Second, what about the ideas in economics that exert a critical influence over governments’ policy decisions? The first person to write a book on economics, 2,400 years ago, understood that there was a fundamental difference between the question of how to allocate the resources we have, and how to go out and create new ones. With that distinction forgotten, governments following economists’ advice are busily creating carbon markets – probably the least effective way they could address climate change.
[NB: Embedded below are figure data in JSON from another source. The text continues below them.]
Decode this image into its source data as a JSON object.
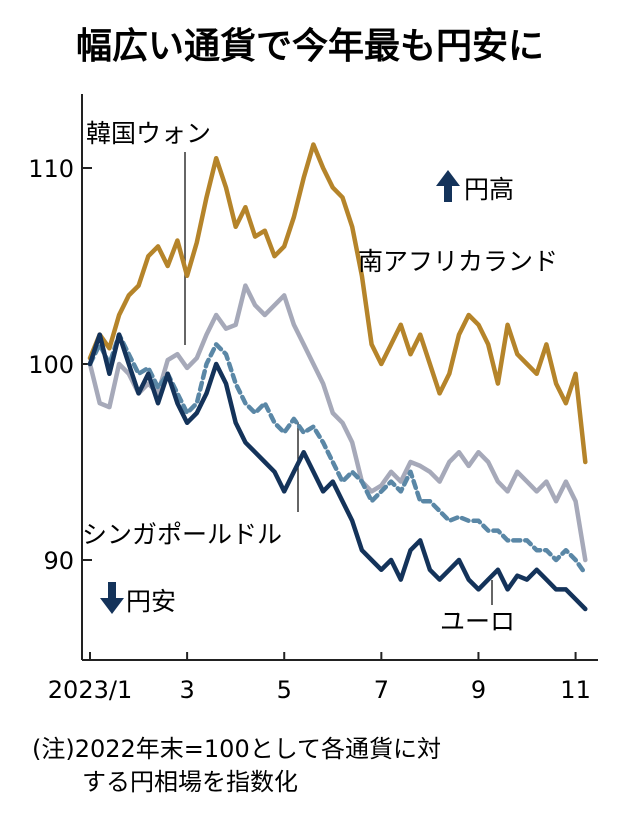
{
  "chart_data": {
    "type": "line",
    "title": "幅広い通貨で今年最も円安に",
    "xlabel": "",
    "ylabel": "",
    "ylim": [
      85,
      114
    ],
    "x_ticks": [
      {
        "month": 0,
        "label": "2023/1"
      },
      {
        "month": 2,
        "label": "3"
      },
      {
        "month": 4,
        "label": "5"
      },
      {
        "month": 6,
        "label": "7"
      },
      {
        "month": 8,
        "label": "9"
      },
      {
        "month": 10,
        "label": "11"
      }
    ],
    "y_ticks": [
      {
        "value": 90,
        "label": "90"
      },
      {
        "value": 100,
        "label": "100"
      },
      {
        "value": 110,
        "label": "110"
      }
    ],
    "annotations": {
      "up": "円高",
      "down": "円安",
      "note_line1": "(注)2022年末=100として各通貨に対",
      "note_line2": "する円相場を指数化"
    },
    "series": [
      {
        "name": "南アフリカランド",
        "color": "#b5842a",
        "dashed": false,
        "x": [
          0,
          0.2,
          0.4,
          0.6,
          0.8,
          1.0,
          1.2,
          1.4,
          1.6,
          1.8,
          2.0,
          2.2,
          2.4,
          2.6,
          2.8,
          3.0,
          3.2,
          3.4,
          3.6,
          3.8,
          4.0,
          4.2,
          4.4,
          4.6,
          4.8,
          5.0,
          5.2,
          5.4,
          5.6,
          5.8,
          6.0,
          6.2,
          6.4,
          6.6,
          6.8,
          7.0,
          7.2,
          7.4,
          7.6,
          7.8,
          8.0,
          8.2,
          8.4,
          8.6,
          8.8,
          9.0,
          9.2,
          9.4,
          9.6,
          9.8,
          10.0,
          10.2
        ],
        "values": [
          100.3,
          101.5,
          100.8,
          102.5,
          103.5,
          104.0,
          105.5,
          106.0,
          105.0,
          106.3,
          104.5,
          106.2,
          108.5,
          110.5,
          109.0,
          107.0,
          108.0,
          106.5,
          106.8,
          105.5,
          106.0,
          107.5,
          109.5,
          111.2,
          110.0,
          109.0,
          108.5,
          107.0,
          104.5,
          101.0,
          100.0,
          101.0,
          102.0,
          100.5,
          101.5,
          100.0,
          98.5,
          99.5,
          101.5,
          102.5,
          102.0,
          101.0,
          99.0,
          102.0,
          100.5,
          100.0,
          99.5,
          101.0,
          99.0,
          98.0,
          99.5,
          95.0
        ]
      },
      {
        "name": "韓国ウォン",
        "color": "#a6a9b9",
        "dashed": false,
        "x": [
          0,
          0.2,
          0.4,
          0.6,
          0.8,
          1.0,
          1.2,
          1.4,
          1.6,
          1.8,
          2.0,
          2.2,
          2.4,
          2.6,
          2.8,
          3.0,
          3.2,
          3.4,
          3.6,
          3.8,
          4.0,
          4.2,
          4.4,
          4.6,
          4.8,
          5.0,
          5.2,
          5.4,
          5.6,
          5.8,
          6.0,
          6.2,
          6.4,
          6.6,
          6.8,
          7.0,
          7.2,
          7.4,
          7.6,
          7.8,
          8.0,
          8.2,
          8.4,
          8.6,
          8.8,
          9.0,
          9.2,
          9.4,
          9.6,
          9.8,
          10.0,
          10.2
        ],
        "values": [
          100.0,
          98.0,
          97.8,
          100.0,
          99.5,
          98.5,
          99.0,
          98.5,
          100.2,
          100.5,
          99.8,
          100.3,
          101.5,
          102.5,
          101.8,
          102.0,
          104.0,
          103.0,
          102.5,
          103.0,
          103.5,
          102.0,
          101.0,
          100.0,
          99.0,
          97.5,
          97.0,
          96.0,
          94.0,
          93.5,
          93.8,
          94.5,
          94.0,
          95.0,
          94.8,
          94.5,
          94.0,
          95.0,
          95.5,
          94.8,
          95.5,
          95.0,
          94.0,
          93.5,
          94.5,
          94.0,
          93.5,
          94.0,
          93.0,
          94.0,
          93.0,
          90.0
        ]
      },
      {
        "name": "シンガポールドル",
        "color": "#5a87a6",
        "dashed": true,
        "x": [
          0,
          0.2,
          0.4,
          0.6,
          0.8,
          1.0,
          1.2,
          1.4,
          1.6,
          1.8,
          2.0,
          2.2,
          2.4,
          2.6,
          2.8,
          3.0,
          3.2,
          3.4,
          3.6,
          3.8,
          4.0,
          4.2,
          4.4,
          4.6,
          4.8,
          5.0,
          5.2,
          5.4,
          5.6,
          5.8,
          6.0,
          6.2,
          6.4,
          6.6,
          6.8,
          7.0,
          7.2,
          7.4,
          7.6,
          7.8,
          8.0,
          8.2,
          8.4,
          8.6,
          8.8,
          9.0,
          9.2,
          9.4,
          9.6,
          9.8,
          10.0,
          10.2
        ],
        "values": [
          100.0,
          101.0,
          100.0,
          101.5,
          100.5,
          99.5,
          99.8,
          98.8,
          99.5,
          98.5,
          97.5,
          98.0,
          100.0,
          101.0,
          100.5,
          99.0,
          98.0,
          97.5,
          98.0,
          97.0,
          96.5,
          97.2,
          96.5,
          96.8,
          96.0,
          95.0,
          94.0,
          94.5,
          94.0,
          93.0,
          93.5,
          94.0,
          93.5,
          94.5,
          93.0,
          93.0,
          92.5,
          92.0,
          92.2,
          92.0,
          92.0,
          91.5,
          91.5,
          91.0,
          91.0,
          91.0,
          90.5,
          90.5,
          90.0,
          90.5,
          90.0,
          89.3
        ]
      },
      {
        "name": "ユーロ",
        "color": "#14335a",
        "dashed": false,
        "x": [
          0,
          0.2,
          0.4,
          0.6,
          0.8,
          1.0,
          1.2,
          1.4,
          1.6,
          1.8,
          2.0,
          2.2,
          2.4,
          2.6,
          2.8,
          3.0,
          3.2,
          3.4,
          3.6,
          3.8,
          4.0,
          4.2,
          4.4,
          4.6,
          4.8,
          5.0,
          5.2,
          5.4,
          5.6,
          5.8,
          6.0,
          6.2,
          6.4,
          6.6,
          6.8,
          7.0,
          7.2,
          7.4,
          7.6,
          7.8,
          8.0,
          8.2,
          8.4,
          8.6,
          8.8,
          9.0,
          9.2,
          9.4,
          9.6,
          9.8,
          10.0,
          10.2
        ],
        "values": [
          100.0,
          101.5,
          99.5,
          101.5,
          100.0,
          98.5,
          99.5,
          98.0,
          99.5,
          98.0,
          97.0,
          97.5,
          98.5,
          100.0,
          99.0,
          97.0,
          96.0,
          95.5,
          95.0,
          94.5,
          93.5,
          94.5,
          95.5,
          94.5,
          93.5,
          94.0,
          93.0,
          92.0,
          90.5,
          90.0,
          89.5,
          90.0,
          89.0,
          90.5,
          91.0,
          89.5,
          89.0,
          89.5,
          90.0,
          89.0,
          88.5,
          89.0,
          89.5,
          88.5,
          89.2,
          89.0,
          89.5,
          89.0,
          88.5,
          88.5,
          88.0,
          87.5
        ]
      }
    ],
    "series_labels": [
      {
        "series": 0,
        "text": "南アフリカランド"
      },
      {
        "series": 1,
        "text": "韓国ウォン"
      },
      {
        "series": 2,
        "text": "シンガポールドル"
      },
      {
        "series": 3,
        "text": "ユーロ"
      }
    ]
  }
}
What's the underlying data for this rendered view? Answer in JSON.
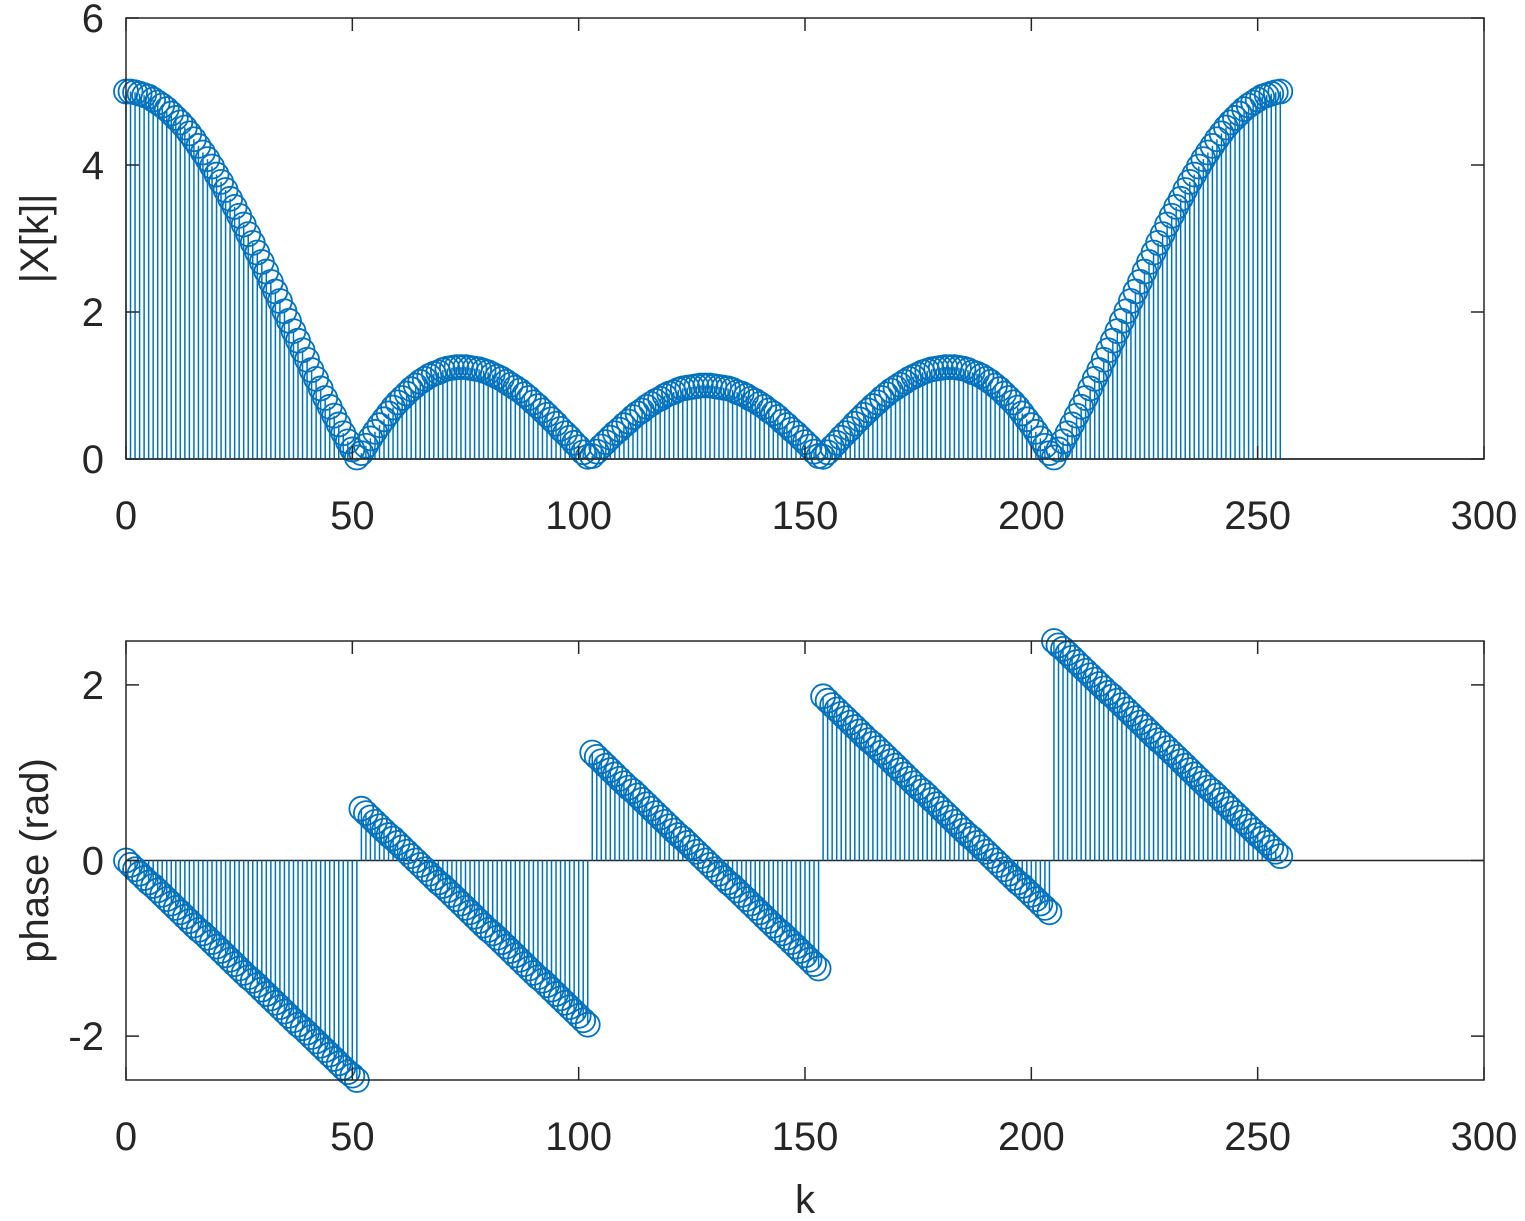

As if it was a tax on horse manure that created the car industry.

Finally, what are the institutions in diplomacy that will get the job done? After thirty years of countries lobbying each other over emissions targets, we still have targets that in aggregate point up, not down, over the course of this decade. Meanwhile, what about actually working together on the bits of the global economy that we need to change? The European Union can expect a rough response from countries like China and India to its new unilaterally-imposed carbon border tax. Might it not be a good idea, at some point, to sit down and discuss how to decarbonize the global steel industry?

My new book – Five Times Faster: Rethinking the Science, Economics, and Diplomacy of Climate Change – is about why we need to change this invisible infrastructure, and how we can do it. People are already fighting for these changes, but they need more support. Limiting warming to 1.5°C means decarbonizing the global economy five times faster this decade than we managed over the last two decades. For that kind of acceleration, winning these less visible battles is essential.